Secondo l’ultimo rapporto sui Media Trends del Reuters Institute for the Study of Journalism, il 2019 sarà l’anno in cui la maggior parte degli editori del mondo virerà sui sistemi di abbonamento digitali come mezzo principale per sostenere i propri ricavi.

Assisteremo alla costruzione progressiva di muri, seppur virtuali, che  separeranno l’informazione di qualità da chi non può permettersi di pagarla.

Purtroppo il calo nelle vendite dei giornali è un fenomeno complesso che riguarda tutto il mondo occidentale e che sembra inarrestabile.

Per sostenere economicamente il giornalismo rimangono due vie.

  1. Il finanziamento di un grande gruppo editoriale, che implica l’obbligo di obbedienza alle scelte e agli interessi del proprio editore, una opzione che per la natura e la storia del nostro giornale è semplicemente impraticabile;
  2. Il finanziamento tramite pubblicità. Ma affinché gli inserzionisti paghino in modo sufficiente, bisogna offrire in cambio milioni di pagine viste. Ce lo vedete il manifesto a pubblicare video di buffi gattini o scandali insensati alla disperata ricerca di clic?

Che ne siate consapevoli o meno, di fronte a tutti noi c’è un muro, il muro del mercato editoriale. Che fare?

C’era una volta lo stato..

Un tempo per i giornali come il nostro c’era il finanziamento pubblico. Serviva a garantire che anche i media non conformi alle rigide richieste del mercato continuassero ad avere una voce.

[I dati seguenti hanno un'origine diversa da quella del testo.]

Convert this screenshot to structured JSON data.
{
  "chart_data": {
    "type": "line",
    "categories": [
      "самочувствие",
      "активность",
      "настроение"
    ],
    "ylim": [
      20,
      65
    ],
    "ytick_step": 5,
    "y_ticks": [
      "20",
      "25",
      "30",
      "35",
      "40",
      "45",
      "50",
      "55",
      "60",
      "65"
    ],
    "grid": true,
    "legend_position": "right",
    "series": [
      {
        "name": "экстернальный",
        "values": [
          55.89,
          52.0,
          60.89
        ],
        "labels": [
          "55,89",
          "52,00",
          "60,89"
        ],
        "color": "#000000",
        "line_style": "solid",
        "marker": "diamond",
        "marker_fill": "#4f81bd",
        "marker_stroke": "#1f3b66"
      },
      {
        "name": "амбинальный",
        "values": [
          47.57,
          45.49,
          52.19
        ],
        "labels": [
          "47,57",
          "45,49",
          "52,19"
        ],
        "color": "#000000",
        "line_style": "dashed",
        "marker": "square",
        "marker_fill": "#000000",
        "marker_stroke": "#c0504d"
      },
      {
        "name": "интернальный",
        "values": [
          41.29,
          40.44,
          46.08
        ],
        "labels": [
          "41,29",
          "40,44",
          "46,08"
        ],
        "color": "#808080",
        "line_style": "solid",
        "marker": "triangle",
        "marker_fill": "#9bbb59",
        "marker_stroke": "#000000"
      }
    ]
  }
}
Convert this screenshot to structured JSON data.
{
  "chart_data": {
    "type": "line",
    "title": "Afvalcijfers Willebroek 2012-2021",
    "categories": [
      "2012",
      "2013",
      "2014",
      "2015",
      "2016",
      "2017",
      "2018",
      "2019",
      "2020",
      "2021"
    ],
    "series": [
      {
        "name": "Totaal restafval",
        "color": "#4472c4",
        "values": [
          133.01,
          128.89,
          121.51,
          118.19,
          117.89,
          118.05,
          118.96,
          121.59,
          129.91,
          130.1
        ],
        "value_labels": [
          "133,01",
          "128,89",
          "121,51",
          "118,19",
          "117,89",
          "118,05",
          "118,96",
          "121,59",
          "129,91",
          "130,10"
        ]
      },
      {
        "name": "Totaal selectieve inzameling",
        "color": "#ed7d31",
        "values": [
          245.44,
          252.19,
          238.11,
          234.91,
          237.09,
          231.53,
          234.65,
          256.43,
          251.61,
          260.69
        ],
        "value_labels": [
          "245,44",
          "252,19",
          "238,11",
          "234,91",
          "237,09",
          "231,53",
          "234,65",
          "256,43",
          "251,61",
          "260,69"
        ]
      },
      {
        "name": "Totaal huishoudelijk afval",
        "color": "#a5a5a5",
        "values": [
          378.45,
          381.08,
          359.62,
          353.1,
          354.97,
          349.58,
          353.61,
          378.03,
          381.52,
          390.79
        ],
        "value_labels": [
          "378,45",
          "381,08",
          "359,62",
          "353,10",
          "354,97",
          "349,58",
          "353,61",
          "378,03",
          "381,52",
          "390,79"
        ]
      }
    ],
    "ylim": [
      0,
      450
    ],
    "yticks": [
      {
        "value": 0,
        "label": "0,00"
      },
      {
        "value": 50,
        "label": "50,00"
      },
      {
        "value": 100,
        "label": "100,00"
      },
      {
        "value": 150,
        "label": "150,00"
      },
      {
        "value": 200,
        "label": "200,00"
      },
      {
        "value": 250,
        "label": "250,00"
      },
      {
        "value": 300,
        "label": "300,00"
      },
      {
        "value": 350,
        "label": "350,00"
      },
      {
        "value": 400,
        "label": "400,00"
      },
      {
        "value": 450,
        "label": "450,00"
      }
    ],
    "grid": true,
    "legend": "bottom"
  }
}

Oggi il governo ha deciso di togliere a cooperative e giornali non profit come il nostro ciò che resta del cosiddetto fondo per il pluralismo.

…e allora? Rompiamo!

Un muro sempre più alto ci separa dall’informazione di cui abbiamo bisogno.

Ecco la nostra idea. Vi chiediamo di sostenerci acquistando abbonamenti al sito del manifesto per tutto il 2019.

Tutto qui? Non proprio.

Grazie a questa campagna vogliamo rompere non solo il muro dell’indifferenza e delle fake news ma anche il paywall del nostro sito.

Se entro la fine dell’anno saremo riusciti ad abbattere i 400.000 mattoncini che ci separano dalla sostenibilità del giornale, nel corso del 2020 costruiremo un sito gratuito e aperto a tutti.

Mettiamoci in gioco

Chi oggi contribuisce a rompere il muro non è più solo un semplice lettore o un abbonato ma diventa un patrono, qualcuno che vuole assumersi la responsabilità di preservare la libertà d’informazione e che prendendosi cura del suo giornale lo rende fruibile a tutti.

Alla base della nostra idea non c’è una battaglia per la sopravvivenza ma l’utopia di immaginare l’informazione come un bene comune.

Se tu rompi, continueremo a rompere anche noi.